本開示は、光電変換素子に接する領域の酸素濃度をペロブスカイト太陽電池に適した低濃度の範囲にできることで、太陽電池の耐久性を大幅に向上させることができるものであり、産業上の利用の可能性が極めて高いといえる。
10 支持部材
20 光電変換素子
21 基板
22 第1電極
23 電子輸送層
24 多孔質層
25 光電変換層
26 正孔輸送層
27 第2電極
30 封止部材
30a 封止部材の第1部分
30b 封止部材の第2部分
40 封止空間
50 酸素濃度調整材
100、110、120、130、140、150、200 太陽電池

Claims (12)

  1. 支持部材と、
    光電変換素子と、
    酸素濃度調整材と、
    封止部材と、
    を備え、
    前記光電変換素子および前記酸素濃度調整材は、前記支持部材および前記封止部材によって封止され、
    前記光電変換素子は、ペロブスカイト化合物を含む、
    太陽電池。
  2. 前記酸素濃度調整材は、前記光電変換素子に接している、
    請求項1に記載の太陽電池。
  3. 前記支持部材および前記封止部材に囲まれた封止空間の内部は、
    前記光電変換素子および前記酸素濃度調整材で満たされている、
    請求項1または2に記載の太陽電池。
  4. 前記酸素濃度調整材は、無機材料および有機材料からなる群より選択される少なくとも1つを含む、
    請求項1から3のいずれか一項に記載の太陽電池。
  5. 前記無機材料は、酸化セリウム、酸化カルシウム、酸化鉄、ゼオライト、多孔質シリカ、多孔性炭素、多孔質セラミック、および金属からなる群より選択される少なくとも1つを含む、
    請求項4に記載の太陽電池。
  6. 前記有機材料は、多孔性配位高分子、クラウンエーテル、シクロデキストリン、および樹脂からなる群より選択される少なくとも1つを含む、
    請求項4に記載の太陽電池。
  7. 前記封止部材は、ガラスおよび樹脂からなる群より選択される少なくとも1つを含む、請求項1から6のいずれか一項に記載の太陽電池。
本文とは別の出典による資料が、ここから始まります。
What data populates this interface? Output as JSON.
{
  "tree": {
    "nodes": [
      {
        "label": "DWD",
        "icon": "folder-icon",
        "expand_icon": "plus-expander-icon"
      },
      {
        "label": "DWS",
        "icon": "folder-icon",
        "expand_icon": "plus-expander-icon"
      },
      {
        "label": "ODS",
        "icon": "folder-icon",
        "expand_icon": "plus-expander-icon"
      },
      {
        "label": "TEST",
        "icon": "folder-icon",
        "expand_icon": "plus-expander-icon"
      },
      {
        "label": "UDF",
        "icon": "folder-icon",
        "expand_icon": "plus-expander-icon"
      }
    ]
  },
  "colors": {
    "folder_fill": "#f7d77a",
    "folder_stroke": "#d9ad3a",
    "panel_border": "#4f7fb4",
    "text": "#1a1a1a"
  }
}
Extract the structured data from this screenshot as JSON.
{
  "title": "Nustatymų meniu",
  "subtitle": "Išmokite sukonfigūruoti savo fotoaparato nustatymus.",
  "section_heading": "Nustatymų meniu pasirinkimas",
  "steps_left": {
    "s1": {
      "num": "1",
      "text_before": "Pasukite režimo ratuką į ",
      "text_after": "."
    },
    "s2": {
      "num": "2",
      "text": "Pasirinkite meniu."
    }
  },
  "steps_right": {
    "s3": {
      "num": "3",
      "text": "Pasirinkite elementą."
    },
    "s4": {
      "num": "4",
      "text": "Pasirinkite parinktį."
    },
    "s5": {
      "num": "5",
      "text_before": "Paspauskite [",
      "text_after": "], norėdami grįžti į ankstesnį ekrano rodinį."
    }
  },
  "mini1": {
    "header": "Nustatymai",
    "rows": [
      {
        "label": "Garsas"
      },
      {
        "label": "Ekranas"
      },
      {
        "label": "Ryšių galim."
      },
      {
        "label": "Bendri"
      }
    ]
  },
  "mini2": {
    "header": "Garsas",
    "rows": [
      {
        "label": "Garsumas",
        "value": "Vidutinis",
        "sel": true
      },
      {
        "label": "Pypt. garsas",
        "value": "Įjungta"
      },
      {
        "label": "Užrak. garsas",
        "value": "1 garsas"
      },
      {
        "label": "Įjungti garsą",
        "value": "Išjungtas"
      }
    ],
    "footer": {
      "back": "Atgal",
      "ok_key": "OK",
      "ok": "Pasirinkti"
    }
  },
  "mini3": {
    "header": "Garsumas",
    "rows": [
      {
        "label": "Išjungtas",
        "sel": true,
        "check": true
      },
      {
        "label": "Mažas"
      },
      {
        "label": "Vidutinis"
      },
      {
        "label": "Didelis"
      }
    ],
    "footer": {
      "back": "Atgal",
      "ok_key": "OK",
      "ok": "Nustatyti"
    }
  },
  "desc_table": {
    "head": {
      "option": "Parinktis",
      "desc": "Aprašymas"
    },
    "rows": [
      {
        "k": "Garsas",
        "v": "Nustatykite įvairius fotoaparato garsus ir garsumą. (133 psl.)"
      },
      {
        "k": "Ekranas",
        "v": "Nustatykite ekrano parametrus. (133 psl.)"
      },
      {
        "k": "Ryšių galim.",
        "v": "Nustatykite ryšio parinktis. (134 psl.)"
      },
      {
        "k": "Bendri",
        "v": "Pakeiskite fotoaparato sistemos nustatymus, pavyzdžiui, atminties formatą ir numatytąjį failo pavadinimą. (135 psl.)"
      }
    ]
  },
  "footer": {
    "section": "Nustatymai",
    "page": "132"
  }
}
  8. 前記光電変換素子は、第1電極、光電変換層、および第2電極、をこの順に備える、
    請求項1から7のいずれか一項に記載の太陽電池。
  9. 水分ゲッター材および充填材からなる群より選択される少なくとも1つをさらに備え、
    前記水分ゲッター材および前記充填材からなる群より選択される少なくとも1つは、前記支持部材および前記封止部材によって封止される、
    請求項1から8のいずれか一項に記載の太陽電池。
  10. 前記光電変換素子に接する領域の酸素濃度が、100ppm以上かつ3000ppm以下である、
    請求項1から9のいずれか一項に記載の太陽電池。
  11. 前記酸素濃度調整材内の酸素濃度が、100ppm以上かつ3000ppm以下である、
    請求項10に記載の太陽電池。
  12. 前記支持部材および前記封止部材に囲まれた封止空間の酸素濃度が、100ppm以上かつ3000ppm以下である、
    請求項10または11に記載の太陽電池。